How These Issues Have Transferred to the US
A few of these social issues have somewhat dissipated upon transferring to the United
States. Class structure in the US is a little more dynamic, and includes a middle class as well as
upper and lower classes. The divide between classes isn’t nearly as blatant, and work can
usually be found by people in any three of these classes. As for the crime and drug use, any
large city will always have to deal with such things. However, Paola was able to state that most
people that come to the US from Buenos Aires that have previously been involved with illegal
activity will usually begin honest paying work to provide for themselves or their family. The race
structure and equality of the people of Argentina in the US remains nearly the same, as modern
laws and practices have made the United States quite equal in opportunities for all.
Argentina is best known for its traditional Tango music. Tango originated in Buenos
Aires in the early 19th century and is still very popular amongst dancers and traditional music
lovers. The Tango is a passionate form of music and will often have a medium-fast paced
tempo. A lot of Tango is in the minor key and is played very fervently. Instruments used vary
from one guitar, to an ensemble of guitars, flutes, bass, accordions, and violins. The tango has
undergone some major changes as new forms of music arise. Artists have begun to create
fusions between tango and other genres such as rock, electronica, and jazz.
As common as Tango is in Argentina, it’s the rock genre that’s made Argentine bands
world famous. The Rock and Roll movement during the 60’s was just as impressive in Argentina
as it was in the United States. Rock and Roll grew as time went by, and bolstered great
Argentine rock bands. Charly Garcia, best known for his two toned beard and moustache, wrote

many great songs that spoke to the Argentine youth. His song “Confesiones de Invierno”
became wildly popular in 1973. The song speaks about the hardships of living on the streets,
police brutality, and how the government isn’t doing much to help poor people. There is a
heavy Argentine influence on the vocals and tonal quality of the piece.

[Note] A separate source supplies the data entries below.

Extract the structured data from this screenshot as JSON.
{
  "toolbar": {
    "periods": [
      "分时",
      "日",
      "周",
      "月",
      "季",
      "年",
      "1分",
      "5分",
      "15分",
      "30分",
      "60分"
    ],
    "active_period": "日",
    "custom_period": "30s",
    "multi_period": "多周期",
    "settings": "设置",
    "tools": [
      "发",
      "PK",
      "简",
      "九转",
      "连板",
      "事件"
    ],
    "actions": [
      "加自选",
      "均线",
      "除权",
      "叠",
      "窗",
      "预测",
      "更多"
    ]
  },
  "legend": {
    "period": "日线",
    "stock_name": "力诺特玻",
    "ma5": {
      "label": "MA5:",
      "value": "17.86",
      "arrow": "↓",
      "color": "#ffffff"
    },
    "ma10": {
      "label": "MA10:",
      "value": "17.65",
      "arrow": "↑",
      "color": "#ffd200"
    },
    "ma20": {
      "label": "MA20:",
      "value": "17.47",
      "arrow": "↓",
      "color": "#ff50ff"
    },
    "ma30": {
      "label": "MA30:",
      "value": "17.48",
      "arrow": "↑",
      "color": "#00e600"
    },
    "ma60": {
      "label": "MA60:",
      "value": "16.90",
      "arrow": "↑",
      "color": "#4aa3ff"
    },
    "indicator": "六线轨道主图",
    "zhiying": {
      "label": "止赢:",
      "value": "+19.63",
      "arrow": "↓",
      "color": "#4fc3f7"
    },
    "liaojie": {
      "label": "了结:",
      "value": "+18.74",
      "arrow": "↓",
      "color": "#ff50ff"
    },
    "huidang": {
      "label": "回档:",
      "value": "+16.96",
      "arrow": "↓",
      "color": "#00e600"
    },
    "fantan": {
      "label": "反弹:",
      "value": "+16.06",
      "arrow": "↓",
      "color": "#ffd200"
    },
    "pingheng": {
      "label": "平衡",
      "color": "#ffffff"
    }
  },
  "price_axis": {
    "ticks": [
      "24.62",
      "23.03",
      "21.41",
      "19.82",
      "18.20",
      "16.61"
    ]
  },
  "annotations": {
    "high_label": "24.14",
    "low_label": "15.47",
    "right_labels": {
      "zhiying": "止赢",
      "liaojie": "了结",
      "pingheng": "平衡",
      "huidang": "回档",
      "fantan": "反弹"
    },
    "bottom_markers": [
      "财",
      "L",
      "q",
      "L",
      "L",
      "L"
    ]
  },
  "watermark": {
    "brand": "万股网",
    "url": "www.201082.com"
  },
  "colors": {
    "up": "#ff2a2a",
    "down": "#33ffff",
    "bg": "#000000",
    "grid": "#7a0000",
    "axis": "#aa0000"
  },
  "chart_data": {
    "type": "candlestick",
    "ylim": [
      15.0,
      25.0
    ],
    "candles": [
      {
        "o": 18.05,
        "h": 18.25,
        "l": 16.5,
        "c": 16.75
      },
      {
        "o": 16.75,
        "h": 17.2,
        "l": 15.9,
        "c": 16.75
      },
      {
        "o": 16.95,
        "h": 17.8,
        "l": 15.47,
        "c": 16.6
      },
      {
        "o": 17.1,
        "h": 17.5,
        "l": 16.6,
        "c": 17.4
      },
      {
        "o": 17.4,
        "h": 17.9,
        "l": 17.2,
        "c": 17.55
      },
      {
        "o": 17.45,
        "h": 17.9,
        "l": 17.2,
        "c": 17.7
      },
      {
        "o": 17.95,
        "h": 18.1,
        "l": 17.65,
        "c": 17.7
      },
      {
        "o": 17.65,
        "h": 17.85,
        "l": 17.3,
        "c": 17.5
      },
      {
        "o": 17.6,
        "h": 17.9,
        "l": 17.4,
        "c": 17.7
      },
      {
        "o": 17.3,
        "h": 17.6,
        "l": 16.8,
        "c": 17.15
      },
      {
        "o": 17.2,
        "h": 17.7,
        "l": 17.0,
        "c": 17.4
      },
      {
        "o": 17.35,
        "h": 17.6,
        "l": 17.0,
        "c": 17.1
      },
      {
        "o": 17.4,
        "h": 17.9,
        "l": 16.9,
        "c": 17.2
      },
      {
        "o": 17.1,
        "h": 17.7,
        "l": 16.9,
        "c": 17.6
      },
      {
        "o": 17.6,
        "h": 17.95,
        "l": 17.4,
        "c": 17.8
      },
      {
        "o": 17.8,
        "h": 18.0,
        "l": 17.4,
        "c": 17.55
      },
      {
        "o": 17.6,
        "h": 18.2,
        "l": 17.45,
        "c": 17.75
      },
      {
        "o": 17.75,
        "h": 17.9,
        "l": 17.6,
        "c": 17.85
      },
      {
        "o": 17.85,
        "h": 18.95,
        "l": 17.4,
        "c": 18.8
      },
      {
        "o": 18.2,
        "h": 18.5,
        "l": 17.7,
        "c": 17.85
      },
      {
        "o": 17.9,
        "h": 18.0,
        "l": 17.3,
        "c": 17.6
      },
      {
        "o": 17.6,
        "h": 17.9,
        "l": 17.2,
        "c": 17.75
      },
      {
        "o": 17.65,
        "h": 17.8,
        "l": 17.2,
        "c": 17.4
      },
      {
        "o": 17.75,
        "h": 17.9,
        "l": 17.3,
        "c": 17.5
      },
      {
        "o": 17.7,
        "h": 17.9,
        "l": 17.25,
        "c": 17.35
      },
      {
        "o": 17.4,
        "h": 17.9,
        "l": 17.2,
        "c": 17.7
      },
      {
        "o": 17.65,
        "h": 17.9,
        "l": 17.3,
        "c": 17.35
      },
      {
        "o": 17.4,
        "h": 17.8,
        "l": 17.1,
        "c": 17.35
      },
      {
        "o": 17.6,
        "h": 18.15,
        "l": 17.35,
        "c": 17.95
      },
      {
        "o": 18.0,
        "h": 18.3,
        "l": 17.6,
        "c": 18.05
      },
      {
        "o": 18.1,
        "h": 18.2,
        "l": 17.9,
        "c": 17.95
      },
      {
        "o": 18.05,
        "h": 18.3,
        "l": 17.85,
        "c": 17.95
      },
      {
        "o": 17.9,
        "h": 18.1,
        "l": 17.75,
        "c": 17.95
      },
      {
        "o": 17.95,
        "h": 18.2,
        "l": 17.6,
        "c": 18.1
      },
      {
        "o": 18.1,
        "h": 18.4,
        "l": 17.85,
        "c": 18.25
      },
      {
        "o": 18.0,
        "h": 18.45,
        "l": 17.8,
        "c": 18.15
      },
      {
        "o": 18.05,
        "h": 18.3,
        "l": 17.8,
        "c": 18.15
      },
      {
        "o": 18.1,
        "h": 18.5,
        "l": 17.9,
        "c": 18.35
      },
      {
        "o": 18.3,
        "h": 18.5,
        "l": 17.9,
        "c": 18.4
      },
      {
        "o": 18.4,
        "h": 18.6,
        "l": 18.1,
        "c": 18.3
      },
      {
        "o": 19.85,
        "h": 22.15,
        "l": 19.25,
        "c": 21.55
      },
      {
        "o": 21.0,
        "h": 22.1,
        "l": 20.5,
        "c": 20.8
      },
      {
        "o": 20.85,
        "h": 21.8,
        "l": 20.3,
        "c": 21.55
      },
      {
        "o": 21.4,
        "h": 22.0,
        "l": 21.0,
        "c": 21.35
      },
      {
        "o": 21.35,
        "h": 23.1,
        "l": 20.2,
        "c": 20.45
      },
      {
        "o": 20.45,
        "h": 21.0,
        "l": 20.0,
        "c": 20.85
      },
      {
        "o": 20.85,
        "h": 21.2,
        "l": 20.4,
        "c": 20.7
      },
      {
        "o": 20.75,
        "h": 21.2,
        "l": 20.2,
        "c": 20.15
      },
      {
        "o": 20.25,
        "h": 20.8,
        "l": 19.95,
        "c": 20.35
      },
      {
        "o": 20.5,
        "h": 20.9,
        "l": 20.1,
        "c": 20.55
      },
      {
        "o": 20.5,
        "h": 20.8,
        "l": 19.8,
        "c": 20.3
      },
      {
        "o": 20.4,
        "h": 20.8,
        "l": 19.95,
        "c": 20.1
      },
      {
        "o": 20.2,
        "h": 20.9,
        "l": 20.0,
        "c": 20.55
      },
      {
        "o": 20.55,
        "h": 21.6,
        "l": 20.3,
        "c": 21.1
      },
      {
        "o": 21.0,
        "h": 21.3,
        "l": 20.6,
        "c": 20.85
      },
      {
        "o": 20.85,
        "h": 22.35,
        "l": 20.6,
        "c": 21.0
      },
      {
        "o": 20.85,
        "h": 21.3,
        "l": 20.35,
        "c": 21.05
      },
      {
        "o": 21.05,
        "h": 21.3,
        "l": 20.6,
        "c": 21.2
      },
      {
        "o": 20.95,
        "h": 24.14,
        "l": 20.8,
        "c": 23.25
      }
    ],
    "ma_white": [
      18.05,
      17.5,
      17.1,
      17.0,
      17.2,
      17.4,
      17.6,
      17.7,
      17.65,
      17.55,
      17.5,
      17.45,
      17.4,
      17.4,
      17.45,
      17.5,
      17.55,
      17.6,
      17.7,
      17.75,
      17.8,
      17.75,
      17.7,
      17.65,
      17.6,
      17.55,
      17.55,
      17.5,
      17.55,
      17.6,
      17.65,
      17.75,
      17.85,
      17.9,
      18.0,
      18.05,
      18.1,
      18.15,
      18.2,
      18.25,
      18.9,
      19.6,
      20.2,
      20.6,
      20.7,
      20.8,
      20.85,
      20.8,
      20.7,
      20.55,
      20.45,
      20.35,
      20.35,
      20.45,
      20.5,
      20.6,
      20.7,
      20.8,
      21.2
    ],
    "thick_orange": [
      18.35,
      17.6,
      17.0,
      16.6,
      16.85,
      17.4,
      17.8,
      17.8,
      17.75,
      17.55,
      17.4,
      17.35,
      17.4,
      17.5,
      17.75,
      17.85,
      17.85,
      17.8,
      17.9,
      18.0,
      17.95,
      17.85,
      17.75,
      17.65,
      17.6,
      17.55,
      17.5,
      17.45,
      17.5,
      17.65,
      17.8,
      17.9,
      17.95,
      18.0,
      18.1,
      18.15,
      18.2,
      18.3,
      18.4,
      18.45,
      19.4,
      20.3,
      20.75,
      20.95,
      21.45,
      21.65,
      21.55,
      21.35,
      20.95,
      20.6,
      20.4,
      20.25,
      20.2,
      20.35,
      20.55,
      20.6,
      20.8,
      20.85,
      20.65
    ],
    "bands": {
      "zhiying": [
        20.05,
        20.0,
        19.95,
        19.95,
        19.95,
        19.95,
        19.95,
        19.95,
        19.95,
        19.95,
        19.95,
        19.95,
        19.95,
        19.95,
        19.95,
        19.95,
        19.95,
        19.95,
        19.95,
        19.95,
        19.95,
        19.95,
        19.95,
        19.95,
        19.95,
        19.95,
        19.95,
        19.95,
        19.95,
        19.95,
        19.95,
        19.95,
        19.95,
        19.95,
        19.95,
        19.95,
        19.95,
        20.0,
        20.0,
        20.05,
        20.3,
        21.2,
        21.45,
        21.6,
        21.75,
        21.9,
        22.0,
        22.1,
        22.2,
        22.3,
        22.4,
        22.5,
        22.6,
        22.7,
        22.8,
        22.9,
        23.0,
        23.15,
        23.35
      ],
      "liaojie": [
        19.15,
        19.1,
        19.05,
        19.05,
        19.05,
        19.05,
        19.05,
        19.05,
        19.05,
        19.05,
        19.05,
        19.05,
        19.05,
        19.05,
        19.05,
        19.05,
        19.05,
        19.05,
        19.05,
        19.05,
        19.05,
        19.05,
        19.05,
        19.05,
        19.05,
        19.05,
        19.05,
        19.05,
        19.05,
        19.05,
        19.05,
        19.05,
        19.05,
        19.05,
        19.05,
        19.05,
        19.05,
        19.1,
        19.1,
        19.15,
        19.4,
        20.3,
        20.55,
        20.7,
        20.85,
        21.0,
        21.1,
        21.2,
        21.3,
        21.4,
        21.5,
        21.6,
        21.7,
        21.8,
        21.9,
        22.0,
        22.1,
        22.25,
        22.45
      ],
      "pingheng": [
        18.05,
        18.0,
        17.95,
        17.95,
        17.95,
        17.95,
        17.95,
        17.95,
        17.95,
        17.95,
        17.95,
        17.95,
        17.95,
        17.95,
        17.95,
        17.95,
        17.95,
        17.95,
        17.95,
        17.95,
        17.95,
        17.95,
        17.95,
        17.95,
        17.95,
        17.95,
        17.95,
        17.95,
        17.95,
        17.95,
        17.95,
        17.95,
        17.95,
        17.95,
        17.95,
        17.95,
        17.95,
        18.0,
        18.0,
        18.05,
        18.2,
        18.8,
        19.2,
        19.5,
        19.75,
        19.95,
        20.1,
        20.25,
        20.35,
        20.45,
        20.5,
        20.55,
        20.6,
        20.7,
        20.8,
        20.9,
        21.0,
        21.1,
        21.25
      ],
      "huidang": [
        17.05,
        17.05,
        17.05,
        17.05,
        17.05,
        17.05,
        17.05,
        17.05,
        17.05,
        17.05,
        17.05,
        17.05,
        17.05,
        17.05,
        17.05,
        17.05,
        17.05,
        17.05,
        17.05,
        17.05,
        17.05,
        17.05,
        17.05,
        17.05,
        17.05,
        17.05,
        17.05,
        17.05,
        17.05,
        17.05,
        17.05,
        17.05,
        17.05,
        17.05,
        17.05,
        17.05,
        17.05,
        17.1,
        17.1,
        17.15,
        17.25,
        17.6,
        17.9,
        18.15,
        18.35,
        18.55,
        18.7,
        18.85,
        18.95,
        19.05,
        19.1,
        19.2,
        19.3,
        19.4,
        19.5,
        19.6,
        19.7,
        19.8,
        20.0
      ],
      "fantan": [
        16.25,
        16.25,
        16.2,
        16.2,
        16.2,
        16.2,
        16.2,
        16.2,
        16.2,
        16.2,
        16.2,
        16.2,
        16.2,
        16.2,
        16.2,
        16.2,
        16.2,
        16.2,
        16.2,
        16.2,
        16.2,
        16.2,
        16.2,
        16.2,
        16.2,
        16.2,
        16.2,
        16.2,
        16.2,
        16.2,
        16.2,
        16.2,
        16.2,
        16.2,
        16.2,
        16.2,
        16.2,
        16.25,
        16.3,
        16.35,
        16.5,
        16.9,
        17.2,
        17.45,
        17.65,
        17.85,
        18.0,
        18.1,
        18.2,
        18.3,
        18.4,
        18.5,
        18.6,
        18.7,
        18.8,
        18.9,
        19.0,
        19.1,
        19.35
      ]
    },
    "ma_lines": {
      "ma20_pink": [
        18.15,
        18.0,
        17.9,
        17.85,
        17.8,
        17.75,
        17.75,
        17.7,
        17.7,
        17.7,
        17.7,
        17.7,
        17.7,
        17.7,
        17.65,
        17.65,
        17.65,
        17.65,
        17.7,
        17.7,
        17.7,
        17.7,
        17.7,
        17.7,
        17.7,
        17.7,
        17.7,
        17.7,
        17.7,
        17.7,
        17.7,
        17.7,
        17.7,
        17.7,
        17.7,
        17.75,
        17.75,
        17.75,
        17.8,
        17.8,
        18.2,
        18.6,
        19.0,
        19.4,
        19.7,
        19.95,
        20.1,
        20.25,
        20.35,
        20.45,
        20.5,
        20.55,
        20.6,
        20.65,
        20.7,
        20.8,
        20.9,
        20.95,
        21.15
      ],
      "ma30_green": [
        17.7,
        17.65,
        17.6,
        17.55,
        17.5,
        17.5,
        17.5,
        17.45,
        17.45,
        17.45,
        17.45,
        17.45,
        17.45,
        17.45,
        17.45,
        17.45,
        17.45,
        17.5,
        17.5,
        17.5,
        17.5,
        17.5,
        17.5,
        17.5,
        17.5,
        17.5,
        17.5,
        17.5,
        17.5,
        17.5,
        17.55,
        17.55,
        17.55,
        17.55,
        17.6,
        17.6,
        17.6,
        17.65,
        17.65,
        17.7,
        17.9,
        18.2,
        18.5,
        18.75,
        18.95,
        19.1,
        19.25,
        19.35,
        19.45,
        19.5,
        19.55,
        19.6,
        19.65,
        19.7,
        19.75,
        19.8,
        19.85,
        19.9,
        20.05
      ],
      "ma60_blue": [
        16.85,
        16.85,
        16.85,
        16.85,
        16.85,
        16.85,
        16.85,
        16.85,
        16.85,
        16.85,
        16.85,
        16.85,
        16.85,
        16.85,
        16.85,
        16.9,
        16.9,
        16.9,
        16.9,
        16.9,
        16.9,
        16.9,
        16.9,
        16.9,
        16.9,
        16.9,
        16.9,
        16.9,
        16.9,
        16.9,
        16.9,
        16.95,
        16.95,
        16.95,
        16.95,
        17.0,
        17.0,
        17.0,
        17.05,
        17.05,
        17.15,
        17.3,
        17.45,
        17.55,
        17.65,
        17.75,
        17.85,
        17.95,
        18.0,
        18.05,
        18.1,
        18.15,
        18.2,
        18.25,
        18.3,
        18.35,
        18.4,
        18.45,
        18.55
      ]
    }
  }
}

Although there were some great, original sounds and bands that formed during the
Rock and Roll movement in Argentina, the United States did have a large influence on the style
of the music. The culture started to move away from the traditional form of Tango, and brought
in a new wave of Rock and Roll that took off to become one of the defining parts of Argentina’s
musical culture.
Argentina is an amazing place with roots rich in ethnic diversity. Underlying the
immensely popular cities and tourist attractions though, serious issues with poverty, drug use,
and financial inequality litter the slums inhabited by underprivileged people. Although this huge
divide between classes is clear, they share a common appreciation for their culture’s music.

Reed, Drew. “Buenos Aires: the poor fight to survive while across the road the wealthy shop”.
The Guardian. 3 July 2014. Web. 30 Oct. 2014
LaFalce, Maggie. “City of the Living Dead”. The Chronicle. 8 Dec. 2011. Web. 30 Oct. 2014.
Franco, Paola. Personal interview. 16 Oct. 2014.